Avec plusieurs homards dans la boîte, je me mets à baguer les pinces au fur et à mesure qu'Ed pêche, en m'assurant que je contribue au moins à la matinée. Je suis encouragé de voir le nombre de petits poissons de taille inférieure (ou "Nancies" comme mon père avait l'habitude de les appeler) que nous remettons à l'eau indemnes. Encore une mue pour ces spécimens et ils rejoindront le rivage.
Ed et son frère Rob (sorti lui aussi ce matin pour pêcher la morue et la raie à l'horizon) vendent la plupart de leurs prises localement. Dave Hicks de Poisson de SpringTideDave, qui se trouve juste à côté de la jetée, achète autant de poissons et de crustacés locaux qu'il peut auprès des Butters et des autres pêcheurs du Ferry, la plupart des résidus parcourant les 80 km par la route jusqu'aux criées de Lowestoft. Le commerce de Dave au Ferry est un autre échelon sur l'échelle de la durabilité de cette petite communauté dynamique, car les clients affluent toute l'année à sa cabane pour acheter une gamme de fruits de mer frais et de qualité supérieure, ce qui permet de garder l'argent et la valeur dans la localité.

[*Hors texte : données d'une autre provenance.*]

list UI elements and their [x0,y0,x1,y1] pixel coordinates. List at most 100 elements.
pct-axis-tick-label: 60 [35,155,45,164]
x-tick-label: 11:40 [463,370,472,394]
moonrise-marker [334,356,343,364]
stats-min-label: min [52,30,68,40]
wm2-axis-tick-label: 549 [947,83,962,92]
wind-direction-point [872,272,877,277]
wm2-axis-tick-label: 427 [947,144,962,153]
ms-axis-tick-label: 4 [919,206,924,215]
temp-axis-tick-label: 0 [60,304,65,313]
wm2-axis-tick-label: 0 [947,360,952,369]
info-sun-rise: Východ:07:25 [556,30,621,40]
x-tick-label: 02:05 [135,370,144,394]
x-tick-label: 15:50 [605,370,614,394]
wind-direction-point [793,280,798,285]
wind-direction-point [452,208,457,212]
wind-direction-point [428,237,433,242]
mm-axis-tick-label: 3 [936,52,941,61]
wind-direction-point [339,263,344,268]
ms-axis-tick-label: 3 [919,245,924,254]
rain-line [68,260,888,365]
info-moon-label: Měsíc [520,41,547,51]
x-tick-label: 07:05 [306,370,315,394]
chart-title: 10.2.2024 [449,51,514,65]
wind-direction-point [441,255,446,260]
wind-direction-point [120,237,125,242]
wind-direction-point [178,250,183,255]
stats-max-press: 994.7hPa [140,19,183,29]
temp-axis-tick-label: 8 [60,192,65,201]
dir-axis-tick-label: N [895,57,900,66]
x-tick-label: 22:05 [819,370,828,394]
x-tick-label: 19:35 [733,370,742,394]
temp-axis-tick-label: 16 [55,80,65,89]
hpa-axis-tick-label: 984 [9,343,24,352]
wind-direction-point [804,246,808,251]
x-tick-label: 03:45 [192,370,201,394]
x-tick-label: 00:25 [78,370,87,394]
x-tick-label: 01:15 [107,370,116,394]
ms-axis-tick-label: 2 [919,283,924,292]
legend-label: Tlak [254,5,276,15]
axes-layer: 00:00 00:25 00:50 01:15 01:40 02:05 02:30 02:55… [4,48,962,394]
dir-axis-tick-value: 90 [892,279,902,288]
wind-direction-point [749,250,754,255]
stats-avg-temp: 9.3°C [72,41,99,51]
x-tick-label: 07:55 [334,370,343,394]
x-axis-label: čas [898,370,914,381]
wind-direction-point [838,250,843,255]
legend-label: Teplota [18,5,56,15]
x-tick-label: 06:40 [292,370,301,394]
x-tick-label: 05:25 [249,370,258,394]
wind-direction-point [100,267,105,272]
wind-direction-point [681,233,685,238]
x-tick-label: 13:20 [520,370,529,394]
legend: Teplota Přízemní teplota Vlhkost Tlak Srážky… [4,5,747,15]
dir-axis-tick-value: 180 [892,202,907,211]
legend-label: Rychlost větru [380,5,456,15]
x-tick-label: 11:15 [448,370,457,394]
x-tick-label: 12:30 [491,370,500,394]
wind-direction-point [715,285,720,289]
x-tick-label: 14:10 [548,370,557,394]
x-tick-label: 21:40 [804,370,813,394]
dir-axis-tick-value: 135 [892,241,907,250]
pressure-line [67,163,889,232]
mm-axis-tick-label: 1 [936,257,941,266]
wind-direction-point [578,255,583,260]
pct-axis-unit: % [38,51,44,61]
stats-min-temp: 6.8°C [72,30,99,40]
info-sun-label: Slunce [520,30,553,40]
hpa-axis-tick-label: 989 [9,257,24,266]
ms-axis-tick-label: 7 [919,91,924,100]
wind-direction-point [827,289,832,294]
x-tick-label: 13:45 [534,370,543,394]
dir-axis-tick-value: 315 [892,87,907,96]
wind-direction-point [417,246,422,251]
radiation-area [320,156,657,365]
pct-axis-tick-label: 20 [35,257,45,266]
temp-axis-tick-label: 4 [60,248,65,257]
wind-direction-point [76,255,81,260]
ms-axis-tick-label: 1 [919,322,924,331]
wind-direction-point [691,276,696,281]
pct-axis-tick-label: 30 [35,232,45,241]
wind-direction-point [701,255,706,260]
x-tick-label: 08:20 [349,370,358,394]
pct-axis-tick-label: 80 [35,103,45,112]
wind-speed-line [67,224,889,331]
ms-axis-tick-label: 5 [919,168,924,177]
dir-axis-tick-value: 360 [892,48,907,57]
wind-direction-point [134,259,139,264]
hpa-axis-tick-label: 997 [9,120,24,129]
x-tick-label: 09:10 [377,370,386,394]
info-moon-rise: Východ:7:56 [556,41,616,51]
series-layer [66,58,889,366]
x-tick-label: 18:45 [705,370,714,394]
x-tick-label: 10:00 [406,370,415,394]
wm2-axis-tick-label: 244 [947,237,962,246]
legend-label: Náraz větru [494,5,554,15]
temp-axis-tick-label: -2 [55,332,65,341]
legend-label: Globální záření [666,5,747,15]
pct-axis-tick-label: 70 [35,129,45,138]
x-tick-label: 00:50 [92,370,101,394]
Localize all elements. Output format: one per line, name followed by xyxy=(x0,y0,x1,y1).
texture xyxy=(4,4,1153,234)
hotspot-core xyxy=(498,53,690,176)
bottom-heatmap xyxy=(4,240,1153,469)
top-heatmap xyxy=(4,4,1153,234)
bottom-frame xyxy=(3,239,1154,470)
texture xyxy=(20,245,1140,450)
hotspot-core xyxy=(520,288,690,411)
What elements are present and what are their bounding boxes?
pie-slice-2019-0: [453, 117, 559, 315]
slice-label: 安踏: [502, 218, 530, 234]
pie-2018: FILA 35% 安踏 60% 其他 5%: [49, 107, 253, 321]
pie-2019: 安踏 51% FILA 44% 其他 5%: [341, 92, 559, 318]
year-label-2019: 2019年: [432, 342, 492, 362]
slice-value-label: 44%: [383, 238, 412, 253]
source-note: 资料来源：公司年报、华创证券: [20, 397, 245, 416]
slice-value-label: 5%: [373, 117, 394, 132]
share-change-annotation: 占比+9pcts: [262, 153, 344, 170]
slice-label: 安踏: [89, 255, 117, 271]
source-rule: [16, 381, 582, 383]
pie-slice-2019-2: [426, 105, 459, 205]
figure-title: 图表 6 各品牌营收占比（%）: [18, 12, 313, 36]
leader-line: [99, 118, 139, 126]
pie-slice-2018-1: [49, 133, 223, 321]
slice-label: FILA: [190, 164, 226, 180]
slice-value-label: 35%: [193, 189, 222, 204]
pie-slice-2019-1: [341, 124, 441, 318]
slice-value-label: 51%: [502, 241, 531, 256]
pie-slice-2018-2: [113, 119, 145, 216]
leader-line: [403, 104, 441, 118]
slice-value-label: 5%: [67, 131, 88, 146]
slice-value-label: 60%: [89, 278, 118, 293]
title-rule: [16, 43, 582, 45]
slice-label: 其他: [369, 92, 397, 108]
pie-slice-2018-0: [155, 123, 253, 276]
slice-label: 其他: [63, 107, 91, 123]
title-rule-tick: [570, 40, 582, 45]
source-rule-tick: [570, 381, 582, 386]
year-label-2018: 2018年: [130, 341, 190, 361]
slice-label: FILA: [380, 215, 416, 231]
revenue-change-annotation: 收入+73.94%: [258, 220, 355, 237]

Le vent fraîchit alors que le soleil se lève et Ed remet habilement tous les pots dans leurs rangées correctes en les réapprovisionnant avec le hareng salé standard, capturé dans les mêmes eaux des mois auparavant. Les eaux côtières de cette côte sont actuellement pleines de harengs, bien qu'ils n'attirent pas beaucoup de monde, car ils sont maintenant "épuisés" après le frai, ne nourrissant que des morues et des bars affamés avant de repartir vers des eaux plus profondes.
Le dernier pot disparaît par-dessus les plat-bords et nous rentrons à la maison sur la dernière crue. Une matinée passionnante, avec un aperçu fascinant et extrêmement nostalgique d'une pêche sélective et à faible impact, pratiquée de manière artisanale avec des techniques que les années n'ont pas réussi à éroder.
Tandis que nous nous amarrons et transvasons les prises dans le "pot de garde" sur l'amarre, je réfléchis aux émotions et aux sentiments qui m'ont fait revenir ici après si longtemps. J'ai l'eau salée dans le sang et cette passion se renforce à chaque fois que je me rends dans les ports, sur les marchés, dans les ventes aux enchères et, bien sûr, en mer. Le fait de pêcher à nouveau à partir du ferry de Felixstowe a cristallisé ce sentiment pour moi. Je ressens une forte affinité avec l'endroit et ses habitants et cela n'a fait que renforcer mes sentiments et ma passion pour soutenir ce bastion des derniers chasseurs sauvages, autant que je le peux.
Assis plus tard, un café à la main, sur la terrasse du café "Winkle" qui surplombe la jetée, en attendant que Rob débarque, et en observant les différents éléments de cette communauté au travail et au jeu, il est facile de comprendre pourquoi le ferry de Felixstowe prospère toujours. Il est durable. La pêche et ses services de soutien, la fabrication, la vente au détail, la restauration, le tourisme et les loisirs se combinent tous merveilleusement ici, dans un microcosme, à une échelle relativement petite mais définie de manière critique.
C'est vraiment incroyable d'en être témoin et d'en faire l'expérience, et c'est encore plus vrai pour moi, car je viens de demander un poste d'amarrage.